送走了第二批京师大学堂学子,朱舜趁着距离明年立夏还有一段时间,准备想办法提高水泥厂的产量。
坐在白府公舍里,正在思考让哪名弟子抽出来时间,对水泥厂进行工业升级。
张焘担任工业署署政以后,主持京师大学堂的四弟子赵斗米,脚步有些急促的走进了会首公舍。
赵斗米端起紫檀书案上一杯茶,一口喝干,压下了口渴:“恩师,京师大学堂有一名叫做温度的学子,可能要被衙门给抓走了。”
温度?
内阁宰辅温体仁的宗族子弟?
应该只是刚巧同姓,如果真是内阁宰辅的宗族子弟,县衙哪里来的那么大的胆子,抓走一位宰辅的宗族子弟。
这位宰辅,还是内阁首辅。
朱舜给四弟子又倒了一杯,安抚道:“坐下来慢慢说。”
倒不是平日里做事井井有条的赵斗米,不够沉稳,只是这件事涉及到一条人命。
万一处理不好,京师大学堂的学子就会因为他丢掉性命。
赵斗米清楚越是这个时候,越是要沉下心来,连续喝了两杯岕片茶,吐了一口浊气,开始把这件事的来龙去脉说清楚。

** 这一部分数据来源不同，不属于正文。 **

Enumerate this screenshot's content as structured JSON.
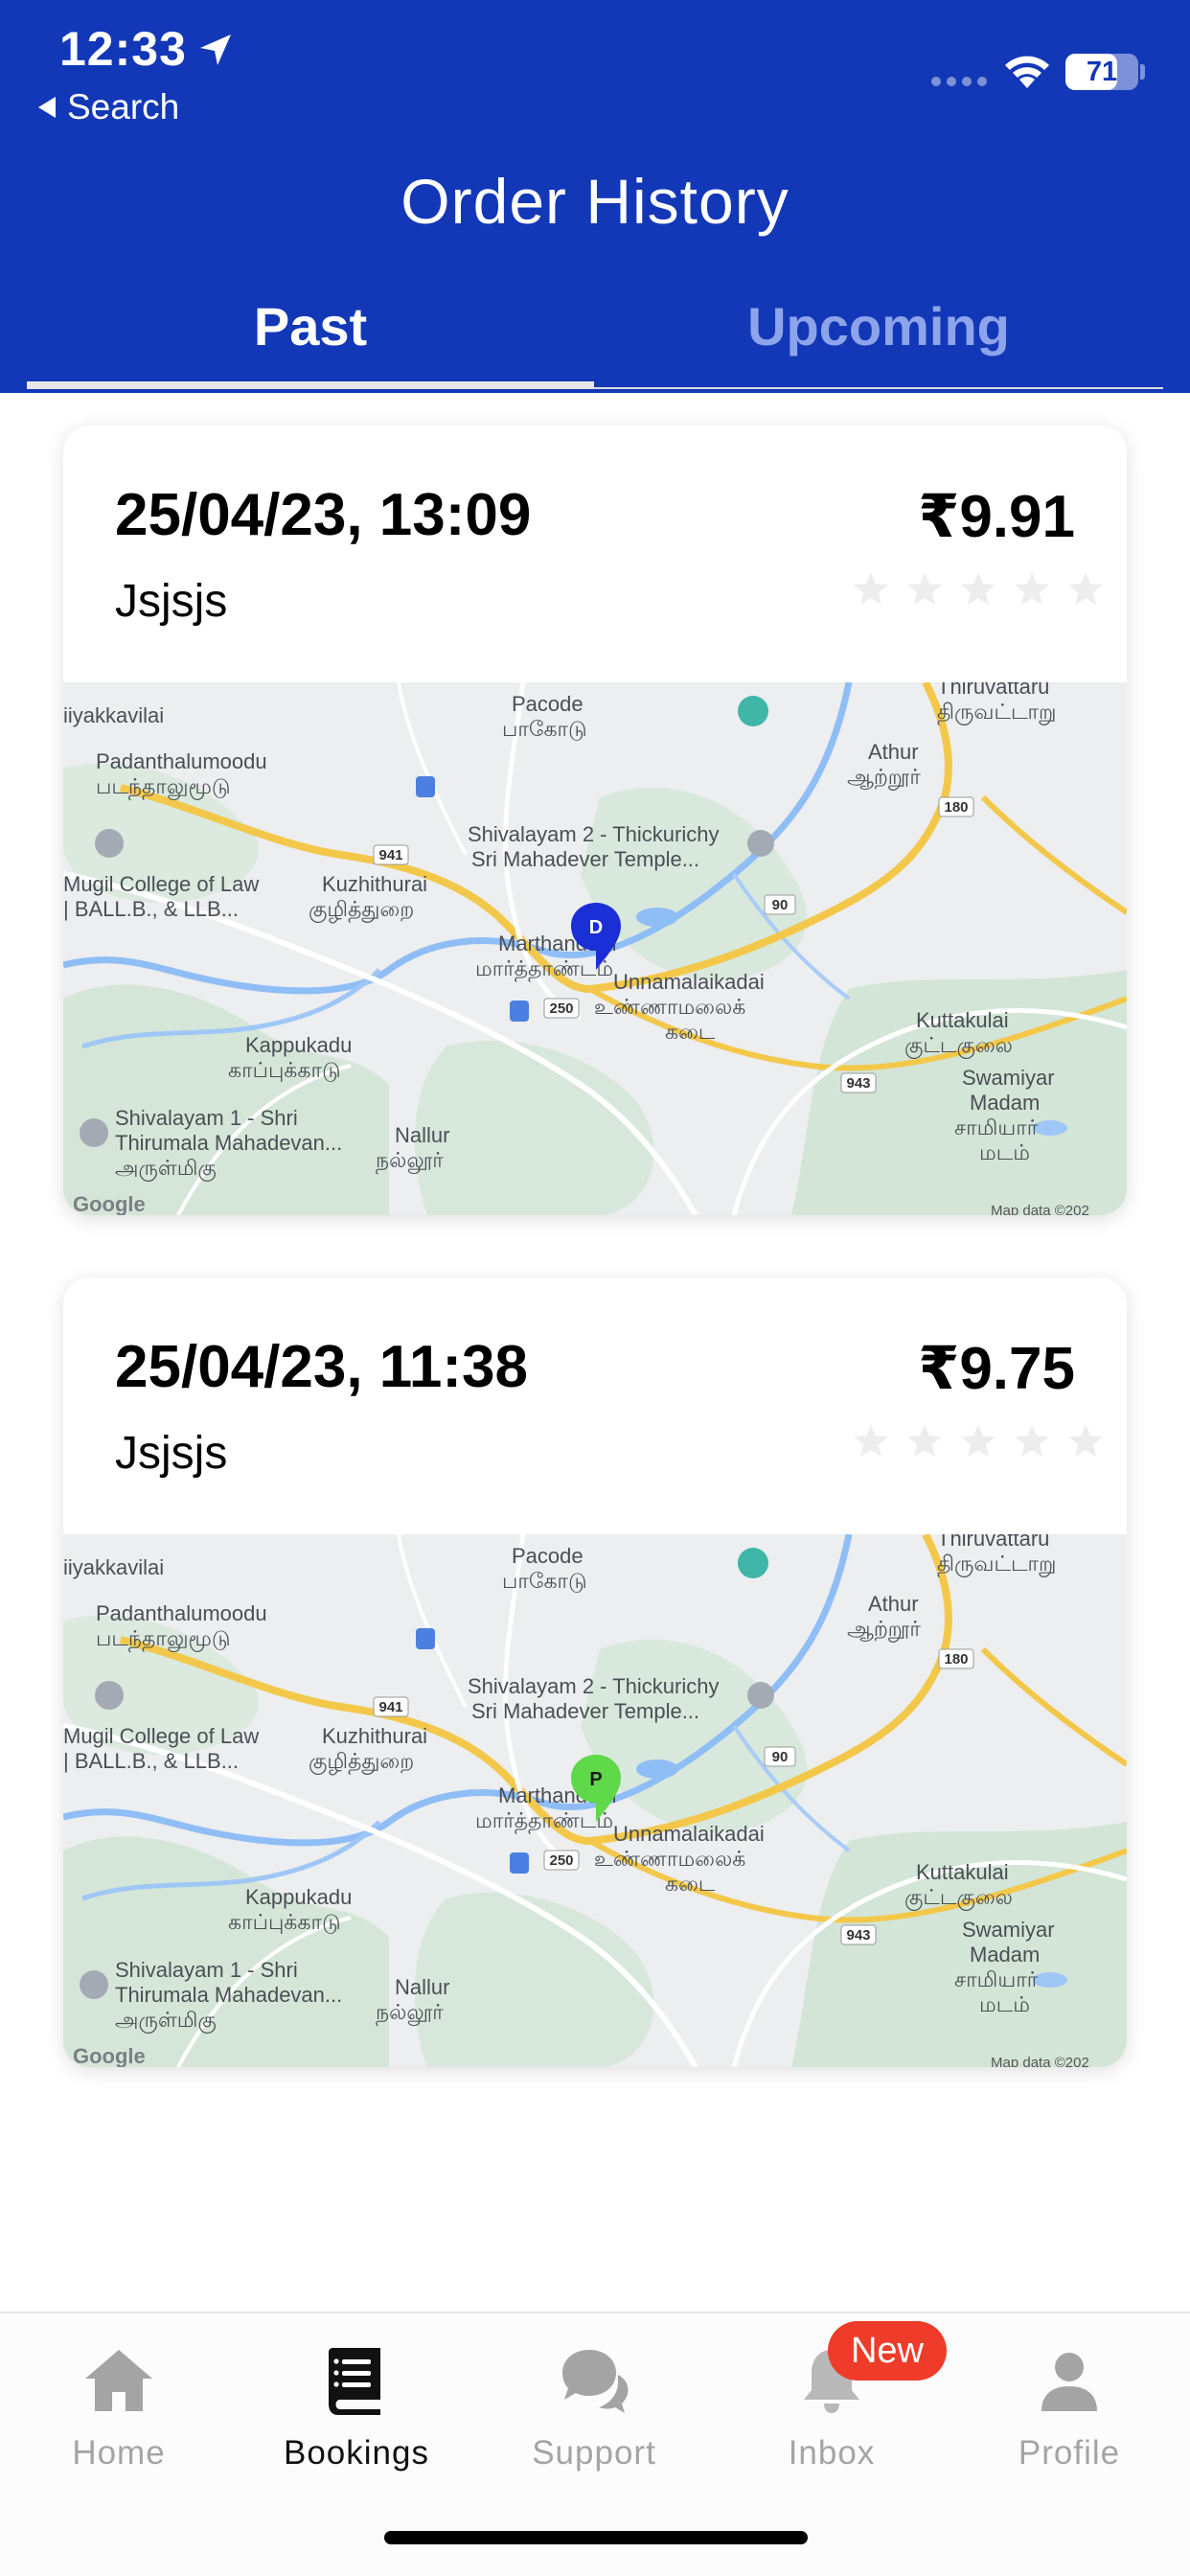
{
  "status_bar": {
    "time": "12:33",
    "back_label": "Search",
    "battery": "71",
    "battery_level": 0.71
  },
  "header": {
    "title": "Order History",
    "tabs": [
      {
        "label": "Past",
        "active": true
      },
      {
        "label": "Upcoming",
        "active": false
      }
    ],
    "color": "#1238b8"
  },
  "orders": [
    {
      "datetime": "25/04/23, 13:09",
      "price": "₹9.91",
      "name": "Jsjsjs",
      "rating": 0,
      "marker_label": "D",
      "marker_color": "#1a2fd6"
    },
    {
      "datetime": "25/04/23, 11:38",
      "price": "₹9.75",
      "name": "Jsjsjs",
      "rating": 0,
      "marker_label": "P",
      "marker_color": "#5fd84a"
    }
  ],
  "map_labels": {
    "pacode": "Pacode",
    "pacode_ta": "பாகோடு",
    "thiruvattaru": "Thiruvattaru",
    "thiruvattaru_ta": "திருவட்டாறு",
    "athur": "Athur",
    "athur_ta": "ஆற்றூர்",
    "iyakkavilai": "iiyakkavilai",
    "padanthalumoodu": "Padanthalumoodu",
    "padanthalumoodu_ta": "படந்தாலுமூடு",
    "shivalayam2": "Shivalayam 2 - Thickurichy",
    "shivalayam2_sub": "Sri Mahadever Temple...",
    "mugil1": "Mugil College of Law",
    "mugil2": "| BALL.B., & LLB...",
    "kuzhithurai": "Kuzhithurai",
    "kuzhithurai_ta": "குழித்துறை",
    "marthandam": "Marthandam",
    "marthandam_ta": "மார்த்தாண்டம்",
    "unnamalaikadai": "Unnamalaikadai",
    "unnamalaikadai_ta": "உண்ணாமலைக்",
    "unnamalaikadai_ta2": "கடை",
    "kuttakulai": "Kuttakulai",
    "kuttakulai_ta": "குட்டகுலை",
    "kappukadu": "Kappukadu",
    "kappukadu_ta": "காப்புக்காடு",
    "swamiyar1": "Swamiyar",
    "swamiyar2": "Madam",
    "swamiyar_ta1": "சாமியார்",
    "swamiyar_ta2": "மடம்",
    "shivalayam1": "Shivalayam 1 - Shri",
    "shivalayam1_sub": "Thirumala Mahadevan...",
    "shivalayam1_ta": "அருள்மிகு",
    "nallur": "Nallur",
    "nallur_ta": "நல்லூர்",
    "road_941": "941",
    "road_250": "250",
    "road_90": "90",
    "road_180": "180",
    "road_943": "943",
    "google": "Google",
    "map_data": "Map data ©202"
  },
  "bottom_nav": [
    {
      "label": "Home",
      "icon": "home-icon",
      "active": false
    },
    {
      "label": "Bookings",
      "icon": "bookings-icon",
      "active": true
    },
    {
      "label": "Support",
      "icon": "support-icon",
      "active": false
    },
    {
      "label": "Inbox",
      "icon": "inbox-bell-icon",
      "active": false,
      "badge": "New"
    },
    {
      "label": "Profile",
      "icon": "profile-icon",
      "active": false
    }
  ]
}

温度本来是江南一间店铺的堂倌,性子比较懦弱,经常被同龄少年欺负。
爹死的早,家里又没什么帮衬他的同宗兄弟,孤苦伶仃一个。
时间久了,渐渐养成了懦弱的脾性。
人越善越是被人欺辱,逐渐的有几个仗着家里有些势力的恶霸少年,经常以欺辱他为乐趣。
在他老爹的坟头上撒尿。
温度忍了。
抢走了青梅竹马的心爱小娘。
温度忍了。
直到有一天,那些十五六岁恶霸少年竟然要强行侮辱他娘。
好在被人撞破了这件事,他娘保住了清白。
为了掩盖这件事,恶霸少年的父母们仗着家里有些势力,给衙蠹们使了点银子,说孩子年纪还小就揭过了这件事。
懦弱了十几年的温度,还是像以前一样,没有说一句话。
三天后,温度在邻居鄙夷的目光里,卖了家里所有能卖的东西,包括宅子。
为了巴结那些恶霸少年,请他们去青楼喝花酒。
就在喝花酒的那天晚上,醉倒在地上的温度,在黑暗里突然睁开了眼睛。
拿出准备好的木棒,一棒接着一棒,把六名恶霸少年的脑袋全部砸成了肉酱,溅的满屋子到处都是脑浆和血肉。
第二天,笑眯眯过去喊人的龟奴,瞧见地府十八层地狱般的惨状,吓的当场瘫在了地上,裤子也尿湿了。
就在那天晚上,温度带着娘亲,搭上了一艘去往京师的陈记商船。
本以为天子脚下应该是人人有衣穿,人人有饭吃的清平盛世,温度怎么也没想到北直隶的老百姓,过的日子比江南凄惨多了。
踏在顺天府的土地上那天起,温度和娘亲就成为了流民大潮的一员。
就在温度要饿死的时候,朱舜从福王世子那里借来了大批粮食,朝廷开办了粥厂。
后来,朱舜开办了新式学堂,温度想也没想就去参加策试了,义无反顾的成为了京师大学堂第一批学子。
温度身上毕竟背着六条人命,为了不牵连山长殚精竭虑才搭建起来的新式学堂,温度一直在等一个机会。
终于,就在三天前,温度发明了一种可以测量温度的温度计,拿去京师大学堂的专利处评估,可以卖到四千两银子的天价。
温度本来住在流民聚集的一间残破龙王庙里,鉴于他的特殊情况,京师大学堂分配给他一间精舍,让他可以和娘亲一起住在温暖干净的京师大学堂。